Adesso in Afghanistan rimangono le suore di Madre Teresa di Calcutta e un gruppo formato da più congregazioni che si occupa, insieme a delle maestre afghane, di bambini con disabilità. Secondo p. Moretti, la storia delle Piccole sorelle ha facilitato queste nuove esperienze.
LAOS
Beatificazione di 17 martiri
L’11 dicembre 2016 nella capitale del Laos, Vientiane, sono stati beatificati 17 martiri, uccisi in odium fidei dai guerriglieri comunisti del Pathet Lao tra il 1954 e il 1970. Fra questi anche il religioso italiano, p. Mario Borzaga (nella foto). Ha presieduto la cerimonia il cardinale, arc. di Cotabato (Filippine), Orlando Quevedo, in qualità di inviato speciale del papa Francesco. La Messa è stata celebrata nella cattedrale del Sacro Cuore. Per la circostanza erano venuti cardinali, vescovi, sacerdoti, suore e laici dai paesi vicini, specialmente dal Vietnam, ma anche dall’Europa (Francia e Italia). Inoltre anche vescovi che avevano sofferto in prigione e nei campi di rieducazione, oltre a missionari sopravvissuti alla persecuzione e alla espulsione del 1975, e un migliaio di fedeli – un numero elevato se si pensa che la comunità cattolica nel paese conta solo l’1% su una popolazione di circa 7 milioni di abitanti. Sono intervenuti anche alcuni parenti dei martiri e abitanti delle zone dove operavano i missionari dell’OMI prima di essere cacciati dal governo nel 1975. In prima fila figuravano anche le autorità che avevano autorizzato la celebrazione, a condizione che non uscisse dal perimetro della chiesa.
Dei 17 martiri, 6 sono di nazionalità laotiana, 10 fanno parte dell’Istituto Missioni Estere di Parigi e della Congregazione dei Missionari Oblati dell’Immacolata (OMI). Tra questi anche p.

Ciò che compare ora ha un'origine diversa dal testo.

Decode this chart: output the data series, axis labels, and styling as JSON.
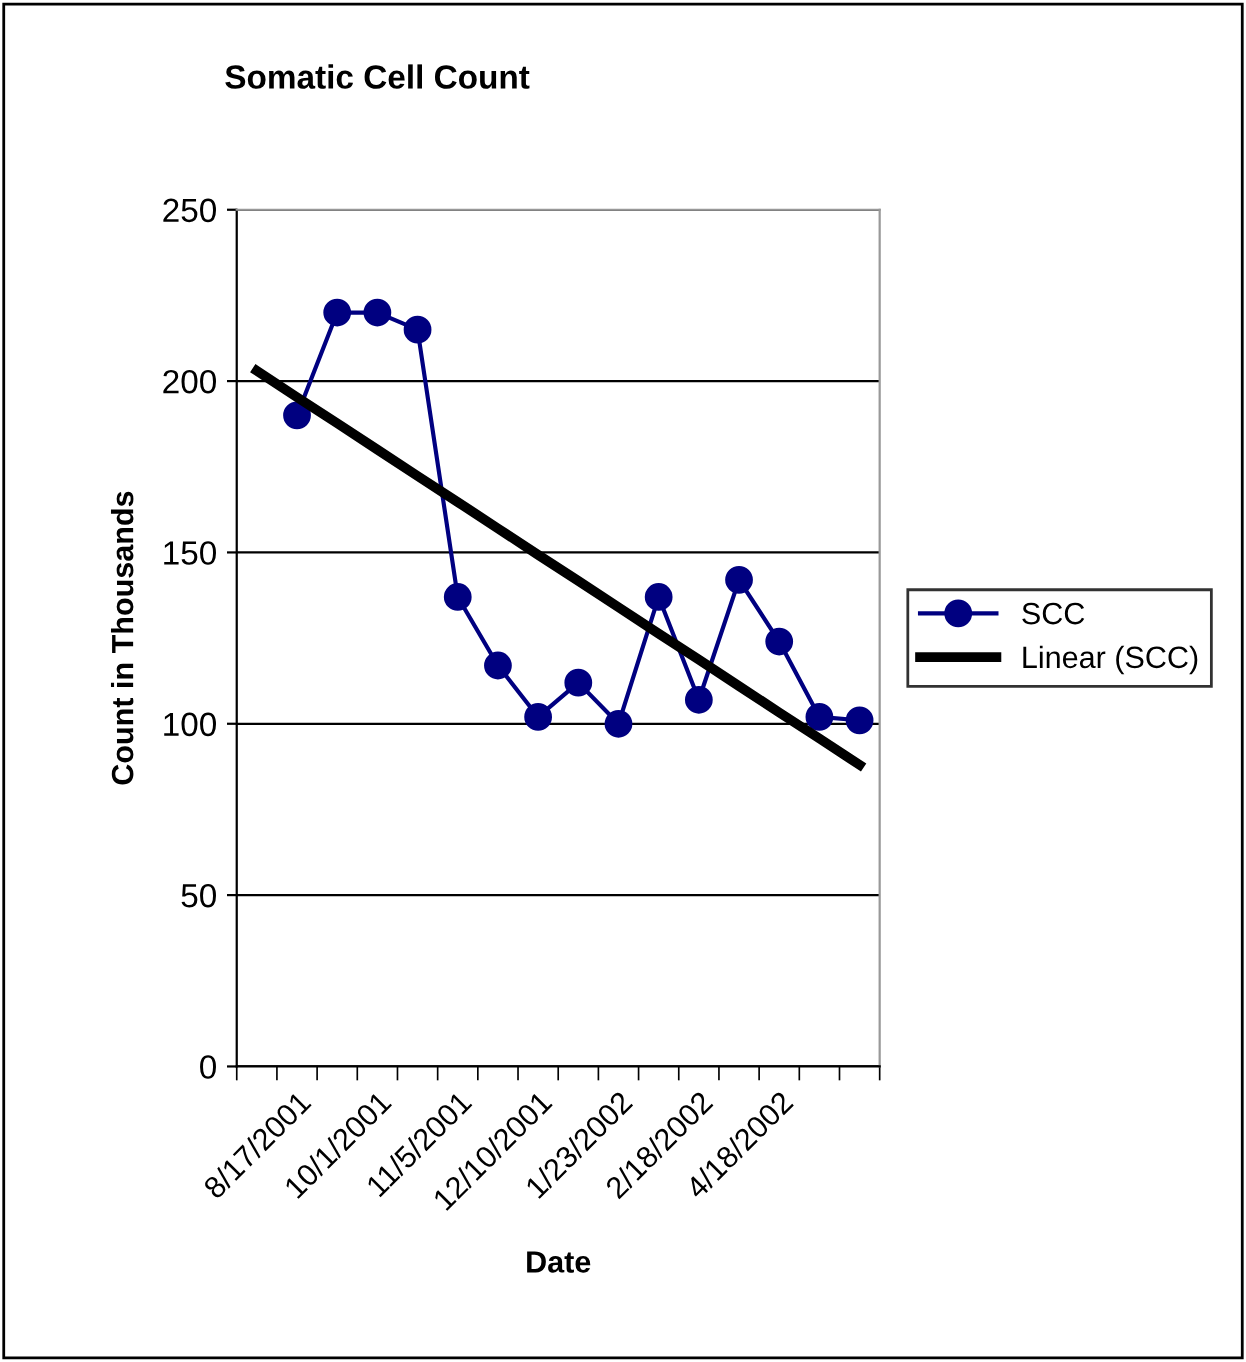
{
  "chart_data": {
    "type": "line",
    "title": "Somatic Cell Count",
    "xlabel": "Date",
    "ylabel": "Count in Thousands",
    "categories": [
      null,
      "8/17/2001",
      null,
      "10/1/2001",
      null,
      "11/5/2001",
      null,
      "12/10/2001",
      null,
      "1/23/2002",
      null,
      "2/18/2002",
      null,
      "4/18/2002",
      null,
      null
    ],
    "series": [
      {
        "name": "SCC",
        "color": "#000080",
        "marker": "circle",
        "values": [
          null,
          190,
          220,
          220,
          215,
          137,
          117,
          102,
          112,
          100,
          137,
          107,
          142,
          124,
          102,
          101
        ]
      },
      {
        "name": "Linear (SCC)",
        "color": "#000000",
        "marker": "none",
        "values": [
          203,
          195.3,
          187.7,
          180,
          172.3,
          164.7,
          157,
          149.3,
          141.7,
          134,
          126.3,
          118.7,
          111,
          103.3,
          95.7,
          88
        ]
      }
    ],
    "ylim": [
      0,
      250
    ],
    "yticks": [
      0,
      50,
      100,
      150,
      200,
      250
    ],
    "grid": "y",
    "legend": "right"
  }
}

Mario Borzaga, OMI, originario di Trento. Era giunto in Laos lo stesso anno della sua ordinazione sacerdotale, nel 1957. Era molto giovane ma già preparato a questa difficile missione. «Ho bisogno di fede e di amore – aveva scritto – altrimenti non posso diventare martire». Si occupava della formazione dei catechisti, della visita alle famiglie, della cura dei malati. Il 25 aprile 1960 era partito per un viaggio di due settimane assieme al catechista Paul Thoj per visitare alcuni villaggi dell’etnia Hmong nella foresta. Fu un viaggio senza ritorno. Alcuni testimoni hanno confermato che la morte dei due missionari avvenne ad opera dei comunisti del Pathet Lao e hanno riportato anche le ultime parole del catechista Paul il quale disse: «Io rimango qui. Se uccidete lui, uccidete anche me». P. Borzaga aveva 28 anni e il suo catechista Paul 19.
Nell’omelia di beatificazione, il card. Quevedo ha esortato i presenti: «Siate forti, siate fermi! ... Questo è un giorno di amore dei 17 martiri, un giorno di gioia per tutti gli abitanti del Laos, un giorno di benedizione per una pacifica e armoniosa relazione fra tutti i cittadini laotiani».
Il cardinale ha quindi invitato il “piccolo gregge” a essere fedele a Cristo e al Vangelo e ad essere “luce e sale” in seno alla società del Laos.
La Chiesa del Laos celebrerà ogni anno la festa di questi martiri il 16 dicembre.